All three share the same logic: the bias is inside \(\hat{\beta}\), not visible in \(\hat{u}\).

We focus on OVB — the most common case in business and economics research.

The mechanism

Suppose the true model is:

\[y = \beta_0 + \beta_1 x + \beta_2 z + \varepsilon\]

but we estimate \(y = \beta_0 + \beta_1 x + \varepsilon\) (omitting \(z\)).

The estimated \(\hat{\beta}_1\) absorbs part of the effect of \(z\) — and is biased unless \(z\) is uncorrelated with \(x\).

Direction-of-bias rule (no algebra needed):

\[\text{sign(bias)} = \text{sign}(\text{effect of } z \text{ on } y) \times \text{sign}(\text{corr}(z, x))\]

OVB in practice: what changes when we add city?

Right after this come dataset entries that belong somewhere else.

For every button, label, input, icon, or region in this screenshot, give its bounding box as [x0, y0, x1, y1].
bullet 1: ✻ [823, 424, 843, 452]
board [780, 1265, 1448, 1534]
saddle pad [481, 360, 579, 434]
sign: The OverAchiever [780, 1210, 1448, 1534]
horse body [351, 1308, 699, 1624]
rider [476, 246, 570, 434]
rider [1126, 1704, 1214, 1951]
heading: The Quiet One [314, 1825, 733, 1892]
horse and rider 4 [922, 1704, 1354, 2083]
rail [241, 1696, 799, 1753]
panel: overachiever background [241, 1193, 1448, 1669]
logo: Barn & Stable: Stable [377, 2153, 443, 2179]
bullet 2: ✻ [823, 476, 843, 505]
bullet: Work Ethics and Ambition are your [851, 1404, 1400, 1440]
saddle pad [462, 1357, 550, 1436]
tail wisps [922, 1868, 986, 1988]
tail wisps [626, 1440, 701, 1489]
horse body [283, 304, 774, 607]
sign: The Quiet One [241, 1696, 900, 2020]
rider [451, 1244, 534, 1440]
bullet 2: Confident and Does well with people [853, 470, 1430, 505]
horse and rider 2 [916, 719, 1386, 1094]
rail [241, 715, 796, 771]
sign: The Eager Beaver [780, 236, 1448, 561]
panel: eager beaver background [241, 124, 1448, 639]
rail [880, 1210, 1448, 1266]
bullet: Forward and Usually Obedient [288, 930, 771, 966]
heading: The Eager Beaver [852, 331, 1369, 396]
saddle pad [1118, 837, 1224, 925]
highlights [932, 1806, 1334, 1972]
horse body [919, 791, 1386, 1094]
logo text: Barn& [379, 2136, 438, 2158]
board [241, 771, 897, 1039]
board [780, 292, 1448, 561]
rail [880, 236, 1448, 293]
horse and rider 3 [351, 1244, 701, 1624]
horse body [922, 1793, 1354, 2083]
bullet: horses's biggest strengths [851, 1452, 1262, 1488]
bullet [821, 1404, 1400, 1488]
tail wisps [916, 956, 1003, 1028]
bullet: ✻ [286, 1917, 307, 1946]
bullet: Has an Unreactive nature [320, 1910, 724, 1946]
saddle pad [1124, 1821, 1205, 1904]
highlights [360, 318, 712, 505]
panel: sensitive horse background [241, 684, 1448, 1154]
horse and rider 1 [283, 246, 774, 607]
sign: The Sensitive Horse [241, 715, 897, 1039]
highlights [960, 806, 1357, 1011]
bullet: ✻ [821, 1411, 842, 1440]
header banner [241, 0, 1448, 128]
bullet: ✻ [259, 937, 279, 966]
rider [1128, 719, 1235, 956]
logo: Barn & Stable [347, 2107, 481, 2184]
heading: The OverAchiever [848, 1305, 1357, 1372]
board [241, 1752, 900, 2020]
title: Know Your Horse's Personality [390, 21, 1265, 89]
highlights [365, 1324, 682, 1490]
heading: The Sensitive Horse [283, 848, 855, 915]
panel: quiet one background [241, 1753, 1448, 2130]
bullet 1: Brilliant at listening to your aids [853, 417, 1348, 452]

m_no_city   <- lm(log(price) ~ log(distance + 0.1), data = hotels)
m_with_city <- lm(log(price) ~ log(distance + 0.1) + city, data = hotels)
Without city With city controls
+ p < 0.1, * p < 0.05, ** p < 0.01, *** p < 0.001
log(distance) -0.064*** -0.214***
(0.008) (0.007)
Num.Obs. 9648 9648
R2 0.007 0.370
R2 Adj. 0.007 0.370
City FE No Yes

The distance coefficient changes substantially — because city drives both price level and how far hotels are from the centre.

Why the residuals looked fine

Run the full diagnostic suite on the biased model (no city controls):

Both panels pass \(\rightarrow\) residuals scatter randomly, variance looks stable. Yet we know from the previous slide that \(\hat{\beta}_\text{distance}\) is wrong.

Important

The bias was absorbed into \(\hat{\beta}\) when the model was fitted — the residuals have already been “cleaned” of it. OVB is invisible to any diagnostic tool. The solution is research design, not better diagnostics.

The way forward

Panel data and fixed effects (panel data session):

  • If the omitted variable is time-invariant (e.g. which city), fixed effects eliminate it
  • One of the most powerful practical solutions to OVB

Causal identification (optional session on causality):

  • Randomisation, quasi-experiments
  • Address OVB at the design stage, not the estimation stage

The transition from describing patterns to making causal claims is one of the most important methodological steps in applied data science.

Summary

The diagnostic workflow

For every regression, ask:

  1. Residuals vs. fitted — is the functional form correct? Is there a pattern?
  2. Scale-location — is the variance constant? Do I need robust SEs?
  3. Cook’s distance / leverage — are a few observations driving my results?
  4. VIF — are my predictors too correlated to separate their effects?
  5. Q-Q plot — are there serious departures from normality? (Large \(n\): rarely a concern)
  6. Thinking — what important variable might I have left out?
performance::check_model(your_model)  # panels 1–5 in one call

The sixth question — OVB — requires subject-matter knowledge, not a function.